LANÇAMENTO DO LIVRO “O TEAR DA VIDA” NA LIVRARIA DA VILA (AL. LORENA/SP), NO DIA 20 DE JUNHO

A Summus Editorial e a Livraria da Vila (Al. Lorena – SP) promovem no dia 20 de junho, terça-feira, das 18h30 às 21h30, a noite de autógrafos do livro O tear da vida – Reflexões e vivências terapêuticas, das psicólogas Jean Clark Juliano e Irene Monteiro Felippe. O evento será também uma homenagem a memória de Jean, que faleceu em 2016. Ela completaria 74 anos no dia 18 de junho. Irene e Luiz Juliano, viúvo de Jean, receberão amigos e convidados no piso térreo da livraria, que fica na Al. Lorena, 1.731 – São Paulo, SP.

Grande representante da Gestalt-terapia brasileira e referência na área da psicologia, Jean Clark Juliano sempre teve o dom da palavra. Além disso, com sua fé inabalável no ser humano, via no diálogo com o outro a chance de chegar ao conhecimento de si e do mundo. Delicada, alegre e interessada na vida, ela enfrentou bravamente a doença que a acometeu nos últimos anos, mantendo-se forte até o fim. Os textos que compõem o livro, últimos gestados pela autora, em parceria com a também psicóloga Irene Monteiro Felippe, falam sobre a procura da autorrealização e da necessidade humana de ser feliz, reconstruindo acontecimentos e significados às vezes sublimes, às vezes dolorosos.

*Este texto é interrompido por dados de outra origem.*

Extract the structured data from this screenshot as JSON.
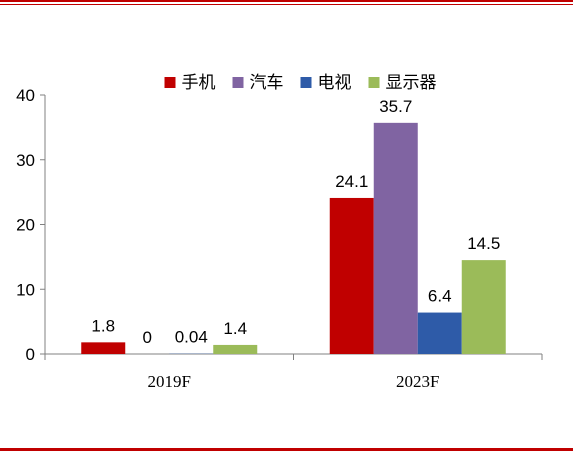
{
  "chart_data": {
    "type": "bar",
    "categories": [
      "2019F",
      "2023F"
    ],
    "series": [
      {
        "name": "手机",
        "color": "#c00000",
        "values": [
          1.8,
          24.1
        ],
        "labels": [
          "1.8",
          "24.1"
        ]
      },
      {
        "name": "汽车",
        "color": "#8064a2",
        "values": [
          0,
          35.7
        ],
        "labels": [
          "0",
          "35.7"
        ]
      },
      {
        "name": "电视",
        "color": "#2e5ba8",
        "values": [
          0.04,
          6.4
        ],
        "labels": [
          "0.04",
          "6.4"
        ]
      },
      {
        "name": "显示器",
        "color": "#9bbb59",
        "values": [
          1.4,
          14.5
        ],
        "labels": [
          "1.4",
          "14.5"
        ]
      }
    ],
    "ylim": [
      0,
      40
    ],
    "yticks": [
      "0",
      "10",
      "20",
      "30",
      "40"
    ],
    "legend_position": "top",
    "grid": false
  }
}
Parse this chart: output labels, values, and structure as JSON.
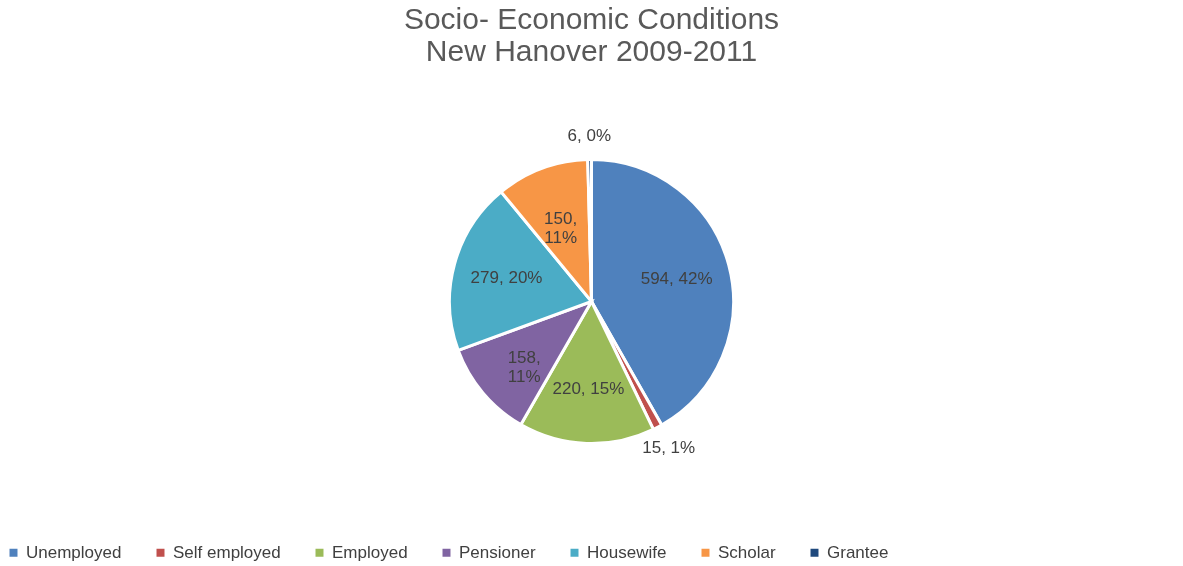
{
  "chart_data": {
    "type": "pie",
    "title": [
      "Socio- Economic Conditions",
      "New Hanover 2009-2011"
    ],
    "categories": [
      "Unemployed",
      "Self employed",
      "Employed",
      "Pensioner",
      "Housewife",
      "Scholar",
      "Grantee"
    ],
    "values": [
      594,
      15,
      220,
      158,
      279,
      150,
      6
    ],
    "colors": [
      "#4f81bd",
      "#c0504d",
      "#9bbb59",
      "#8064a2",
      "#4bacc6",
      "#f79646",
      "#1f497d"
    ],
    "value_labels": [
      "594, 42%",
      "15, 1%",
      "220, 15%",
      "158, 11%",
      "279, 20%",
      "150, 11%",
      "6, 0%"
    ],
    "legend": "bottom"
  }
}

Fruto de um trabalho de três anos, a obra traz pequenos relatos autobiográficos, contos, reflexões psicológicas e inquietações sobre o desenvolvimento e o mistério humanos. “Convidamos o leitor a se arriscar. Assim como Jean, o livro é uma busca de caminhos e um agradável convívio de encontros”, afirma Irene, que muitas vezes sentou ao lado de Jean em frente ao computador, trocando memórias.

A riqueza desse convívio produziu um rico diálogo intergeracional e abriu espaço para a criação de textos memoráveis, como “Uma casa de chá”. Baseado no prefácio ao livro A vida, o tempo, a psicoterapia (Summus, 2012), escrito pelo jornalista Thomaz Souto Corrêa, o conto mostra a necessidade que todos nós temos de encontrar um abrigo especial.

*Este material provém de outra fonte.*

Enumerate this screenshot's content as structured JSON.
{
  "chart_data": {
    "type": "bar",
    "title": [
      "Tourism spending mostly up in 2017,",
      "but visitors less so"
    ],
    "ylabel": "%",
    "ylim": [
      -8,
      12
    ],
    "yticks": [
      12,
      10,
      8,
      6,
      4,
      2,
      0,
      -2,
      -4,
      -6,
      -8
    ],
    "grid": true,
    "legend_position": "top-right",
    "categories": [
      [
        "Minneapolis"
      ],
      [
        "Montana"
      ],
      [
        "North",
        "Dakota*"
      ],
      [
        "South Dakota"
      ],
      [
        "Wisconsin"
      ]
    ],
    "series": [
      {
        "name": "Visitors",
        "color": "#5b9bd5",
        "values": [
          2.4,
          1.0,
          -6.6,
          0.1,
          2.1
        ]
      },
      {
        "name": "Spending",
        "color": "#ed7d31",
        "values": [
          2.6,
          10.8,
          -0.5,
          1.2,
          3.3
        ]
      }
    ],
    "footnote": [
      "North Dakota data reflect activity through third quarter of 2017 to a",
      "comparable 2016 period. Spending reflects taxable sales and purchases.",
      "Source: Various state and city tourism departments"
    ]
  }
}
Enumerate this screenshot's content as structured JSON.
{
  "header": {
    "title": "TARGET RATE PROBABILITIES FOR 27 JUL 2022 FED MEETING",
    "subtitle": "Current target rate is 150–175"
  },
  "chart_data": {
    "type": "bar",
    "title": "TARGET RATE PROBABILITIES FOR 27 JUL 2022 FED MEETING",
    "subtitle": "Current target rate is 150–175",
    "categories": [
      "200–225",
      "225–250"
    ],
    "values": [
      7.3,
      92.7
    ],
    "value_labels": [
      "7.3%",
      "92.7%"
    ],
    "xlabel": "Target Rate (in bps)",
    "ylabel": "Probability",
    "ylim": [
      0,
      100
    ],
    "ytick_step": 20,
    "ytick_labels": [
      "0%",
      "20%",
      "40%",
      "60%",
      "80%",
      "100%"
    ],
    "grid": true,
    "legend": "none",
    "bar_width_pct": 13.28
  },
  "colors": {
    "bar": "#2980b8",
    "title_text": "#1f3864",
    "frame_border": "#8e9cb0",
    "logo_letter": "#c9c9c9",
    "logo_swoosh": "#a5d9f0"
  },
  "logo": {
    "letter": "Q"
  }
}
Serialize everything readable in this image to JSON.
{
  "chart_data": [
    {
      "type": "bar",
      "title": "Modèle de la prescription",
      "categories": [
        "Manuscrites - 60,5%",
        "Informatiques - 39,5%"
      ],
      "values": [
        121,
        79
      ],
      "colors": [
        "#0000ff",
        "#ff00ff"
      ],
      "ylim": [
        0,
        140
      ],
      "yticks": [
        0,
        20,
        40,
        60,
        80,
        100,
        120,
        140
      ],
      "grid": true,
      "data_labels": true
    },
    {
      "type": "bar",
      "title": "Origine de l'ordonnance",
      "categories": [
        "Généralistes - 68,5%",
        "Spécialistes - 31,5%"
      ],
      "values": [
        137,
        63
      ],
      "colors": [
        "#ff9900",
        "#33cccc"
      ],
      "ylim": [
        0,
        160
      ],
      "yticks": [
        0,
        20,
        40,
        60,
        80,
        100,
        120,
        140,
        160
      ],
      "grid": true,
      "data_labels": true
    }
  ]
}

“Quando paramos um momento, por menor que seja, para tomar chá, saímos de nossa vida diária, aquela que não mostra o seu significado e fica eternamente na superfície. Mergulhamos na fumaça quente que sai da xícara e revemos todos os processos pelos quais passamos naquela vida íntima, peregrina, guardada com cuidado. Adentramos em uma busca pelo silêncio interior. Nossas sensações se regulam com o farfalhar das folhas e vamos apreendendo todas as etapas pelas quais passamos até chegar ali, àquela casinha, tomando aquele gole de chá especial.”